4. Gary Cooney has been transferred to C shift so that he can broaden his experience by working with another crew and Owen Von Stieglitz has transferred to B shift to enable Gary to obtain this broader experience.

The statement does not indicate whether these transfers were voluntary or occurred at the direction of the Company. However it does clarify that the Company has the capacity under the Australian Paper Agreement 2000 to transfer shift workers from one shift to another, and it confirms that this is occurring. Mr Graeme Jones' statement also confirms 68 shift changes over 2-3 weeks were made during 2001/2002. I accept Ms Taglieri's submissions that the statement does not detail circumstances of those transfers. The Complainant may have been the first or one of the first employees required to transfer from one shift to another for the purpose of training. The issue is whether in requiring the Complainant to transfer from D shift to C shift, the Complainant was receiving less favourable treatment than other employees of the Company. It is noted also that the Complainant was returned to D shift at the conclusion of his "one back" training.

28. Ms Taglieri indicated that the Complainant wished to make it clear that he did not have a problem with "one back" training it was the circumstances in which he was required to transfer contrary to his wishes which he complains of and alleges constituted less favourable treatment. Ms Taglieri also posed the question as to why the Complainant was the first person to do one back training on the paper machine.

29. There is clear evidence available, and it was not disputed by the Complainant, that on the 17th of February 2001 he was absent on sick leave. As a consequence the WV11 Paper Machine shut down for the remainder of the shift for want of an operator on the wet end of the machine. The Complainant would normally have been the wet end operator on that shift. Mr John Tregenza had not completed his training as wet end operator at that time and could not therefore replace the Complainant. The Company gave notice to the Regional Secretary of the AMWU's Printing Division on the 22nd of March 2001 that once Mr Tregenza was available as an alternative operator on the wet end of the paper machine the Complainant would be retrained in the dry end. On the 11th of April 2001 Second Named Respondent wrote to the regional Secretary again confirming the Complainant's intended retraining and the intention to transfer him to another shift for that purpose.
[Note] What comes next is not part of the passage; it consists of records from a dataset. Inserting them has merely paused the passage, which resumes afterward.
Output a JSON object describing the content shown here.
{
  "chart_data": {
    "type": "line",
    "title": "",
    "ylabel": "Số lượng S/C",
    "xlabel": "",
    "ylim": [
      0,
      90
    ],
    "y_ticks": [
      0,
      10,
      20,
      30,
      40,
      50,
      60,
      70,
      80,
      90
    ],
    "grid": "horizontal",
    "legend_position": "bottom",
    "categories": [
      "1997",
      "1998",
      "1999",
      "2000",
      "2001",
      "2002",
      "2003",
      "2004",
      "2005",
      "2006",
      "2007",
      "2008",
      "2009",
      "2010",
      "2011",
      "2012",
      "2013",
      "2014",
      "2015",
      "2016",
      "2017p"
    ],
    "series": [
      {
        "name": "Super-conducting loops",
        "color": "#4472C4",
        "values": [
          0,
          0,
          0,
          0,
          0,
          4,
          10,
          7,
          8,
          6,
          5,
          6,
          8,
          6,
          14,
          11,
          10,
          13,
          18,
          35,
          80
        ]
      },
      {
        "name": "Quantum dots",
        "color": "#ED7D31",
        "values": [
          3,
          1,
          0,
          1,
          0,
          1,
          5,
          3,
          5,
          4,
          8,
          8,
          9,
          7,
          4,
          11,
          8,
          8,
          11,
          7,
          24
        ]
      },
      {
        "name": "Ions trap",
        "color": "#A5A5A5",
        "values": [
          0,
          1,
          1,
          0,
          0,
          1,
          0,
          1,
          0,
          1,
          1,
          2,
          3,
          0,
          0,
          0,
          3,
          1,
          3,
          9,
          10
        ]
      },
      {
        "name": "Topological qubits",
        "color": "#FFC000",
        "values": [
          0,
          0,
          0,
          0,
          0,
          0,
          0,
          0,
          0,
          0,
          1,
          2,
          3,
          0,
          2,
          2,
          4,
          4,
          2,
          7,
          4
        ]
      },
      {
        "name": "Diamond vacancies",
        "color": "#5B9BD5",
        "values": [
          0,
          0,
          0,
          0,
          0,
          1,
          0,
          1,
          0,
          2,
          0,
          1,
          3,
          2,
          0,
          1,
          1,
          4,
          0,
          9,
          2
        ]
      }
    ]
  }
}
On the 26th of April 2001 a written memo was provided to the Complainant advising him he would commence on C shift on the 29th of April 2001. This notice was given in accordance with the terms of the Enterprise Bargaining Agreement which required 48 hours notice of any transfer.

30. Clause 14 of the Second Named Respondent's statement (fourth dot point on page four) says that "The catalyst for Peter being the first such operator was the costly shut of the paper machine on D shift on the 17th of February 2001 and the need to avoid such a recurrence".

31. The Commissioner concluded that the Complainant's transfer from one shift to another for the purposes of training was not less favourable treatment as he was not the only employee required to do so and that "there was or appears to have been (necessarily in the light of the shut down and Enterprise Bargaining Agreement) an emphasis on multi-skilling and the need for more variously skilled workers" (p.43).

32. Having considered the extensive materials provided by both parties to the Commissioner and to the Tribunal and the submissions of Counsel for each party, the Tribunal is of the view that the decision of the Commissioner to dismiss the Complainant's complaint was correct. It is the Tribunal's view that there is insufficient evidence to establish on a prima faire basis, that the Complainant was treated less favourably than other employees when he was required to retrain in another shift.

33. The complaint therefore lapses under section 72(1) of the Act.